The general command structure is:

raff <COMMAND> [OPTIONS]

Available Commands

  • StatementCount: Analyzes statement counts.

    • Example: raff statement-count --path ./src --output-format table
    • (You might need to add specific options based on how StatementCountArgs is defined. Common options could include --path <directory/file>, --exclude <patterns>, etc.)
  • Volatility: Analyzes code churn from Git history.

    • Example: raff volatility --path . --output-format json
    • (Typically requires the target to be a Git repository. Options might include date ranges, file patterns.)
  • Coupling: Analyzes dependencies between modules.

    • Example: raff coupling --path ./src
    • (Might require specifying module boundaries or analysis depth.)
  • RustCodeAnalysis: Performs general Rust code analysis.

    • Example: raff rust-code-analysis --path ./src --rule <specific_rule_name>
    • (The exact options will depend on the implemented analysis rules.)
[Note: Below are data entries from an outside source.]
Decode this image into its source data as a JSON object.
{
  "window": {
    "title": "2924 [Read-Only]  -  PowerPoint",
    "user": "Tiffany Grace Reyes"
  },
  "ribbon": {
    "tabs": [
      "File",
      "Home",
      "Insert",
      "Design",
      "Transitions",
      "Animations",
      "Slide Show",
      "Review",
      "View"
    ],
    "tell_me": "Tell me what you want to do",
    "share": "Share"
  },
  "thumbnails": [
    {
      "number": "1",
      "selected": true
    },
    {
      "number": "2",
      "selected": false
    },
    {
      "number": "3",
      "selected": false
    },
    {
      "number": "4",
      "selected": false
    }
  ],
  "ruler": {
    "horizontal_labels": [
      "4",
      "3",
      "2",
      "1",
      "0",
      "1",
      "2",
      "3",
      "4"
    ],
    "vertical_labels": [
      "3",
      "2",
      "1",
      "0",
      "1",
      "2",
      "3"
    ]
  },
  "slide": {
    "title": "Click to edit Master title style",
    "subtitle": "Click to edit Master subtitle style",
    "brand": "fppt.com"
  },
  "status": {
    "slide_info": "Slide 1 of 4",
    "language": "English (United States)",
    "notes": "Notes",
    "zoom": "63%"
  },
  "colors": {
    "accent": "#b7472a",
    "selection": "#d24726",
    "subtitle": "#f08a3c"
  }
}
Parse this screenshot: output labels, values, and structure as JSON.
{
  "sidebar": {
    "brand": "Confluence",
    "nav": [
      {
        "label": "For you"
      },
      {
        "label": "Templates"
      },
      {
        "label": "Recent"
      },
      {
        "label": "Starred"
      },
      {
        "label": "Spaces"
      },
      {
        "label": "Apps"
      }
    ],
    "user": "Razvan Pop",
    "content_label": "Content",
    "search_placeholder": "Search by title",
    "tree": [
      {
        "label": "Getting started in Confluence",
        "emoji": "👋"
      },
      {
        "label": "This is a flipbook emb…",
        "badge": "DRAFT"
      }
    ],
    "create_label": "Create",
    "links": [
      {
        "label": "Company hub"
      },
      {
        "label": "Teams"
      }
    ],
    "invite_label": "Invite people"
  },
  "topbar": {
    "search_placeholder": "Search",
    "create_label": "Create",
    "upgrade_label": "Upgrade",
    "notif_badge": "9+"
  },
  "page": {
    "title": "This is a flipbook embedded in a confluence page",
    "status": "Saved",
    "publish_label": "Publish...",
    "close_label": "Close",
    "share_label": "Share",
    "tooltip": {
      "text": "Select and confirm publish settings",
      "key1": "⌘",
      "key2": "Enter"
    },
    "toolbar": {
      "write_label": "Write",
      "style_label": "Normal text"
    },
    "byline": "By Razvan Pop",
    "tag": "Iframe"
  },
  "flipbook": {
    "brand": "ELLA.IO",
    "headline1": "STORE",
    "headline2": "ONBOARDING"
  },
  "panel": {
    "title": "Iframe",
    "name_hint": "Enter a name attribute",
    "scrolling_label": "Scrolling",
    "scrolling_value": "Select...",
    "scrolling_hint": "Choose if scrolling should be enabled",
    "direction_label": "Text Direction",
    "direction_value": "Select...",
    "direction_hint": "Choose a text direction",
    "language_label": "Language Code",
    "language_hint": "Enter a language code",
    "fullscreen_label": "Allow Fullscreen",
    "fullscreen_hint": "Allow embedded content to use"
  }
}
For detailed options for each command, run:

raff <COMMAND> --help

Pre-Commit Hook Integration 🔗

raff includes a built-in pre-commit profile optimized for use as a pre-commit hook. This profile:

  • Analyzes only git-staged changes
  • Uses fast, read-only coupling checks suitable for commit hooks
  • Prints a single-line summary on success and a CLI table on failure
  • Fails the hook when it finds warnings or errors

Configuration

Add raff to your .pre-commit-config.yaml:

repos:
  - repo: local
    hooks:
      - id: raff-architecture-check
        name: Architecture fitness functions
        entry: raff --profile pre-commit all
        language: system
        pass_filenames: false
        files: '(^|/)Cargo\.toml$|(^|/)Cargo\.lock$|(^|/)rust-toolchain(\.toml)?$|^\.cargo/|\.rs$'

Pre-Commit Profile Settings

The built-in defaults work without any extra configuration. If you want to override them, the pre-commit profile can be customized in .raff/raff.toml:

[profile.pre_commit]
fast = true
staged = true
quiet = true
sc_threshold = 25

Manual Testing

Test the pre-commit profile manually:

# Stage some files
git add src/

# Run with pre-commit profile
raff --profile pre-commit all

TODOs / Future Work 🗺️

The following enhancements are planned or could be valuable additions:

  • 🔶 FF: Do any domain objects use primitive types? (e.g. String instead of Name).
  • 🏛️ FF: Is codebase flat? (Analyze and visualize component hierarchy).
  • 🚫 FF: No source code should reside in the root namespace (or other configurable namespace rules).
  • ⚖️ Configurable thresholds for fitness functions to produce pass/fail results.
  • 🚀 Integration with CI/CD pipelines / github actions.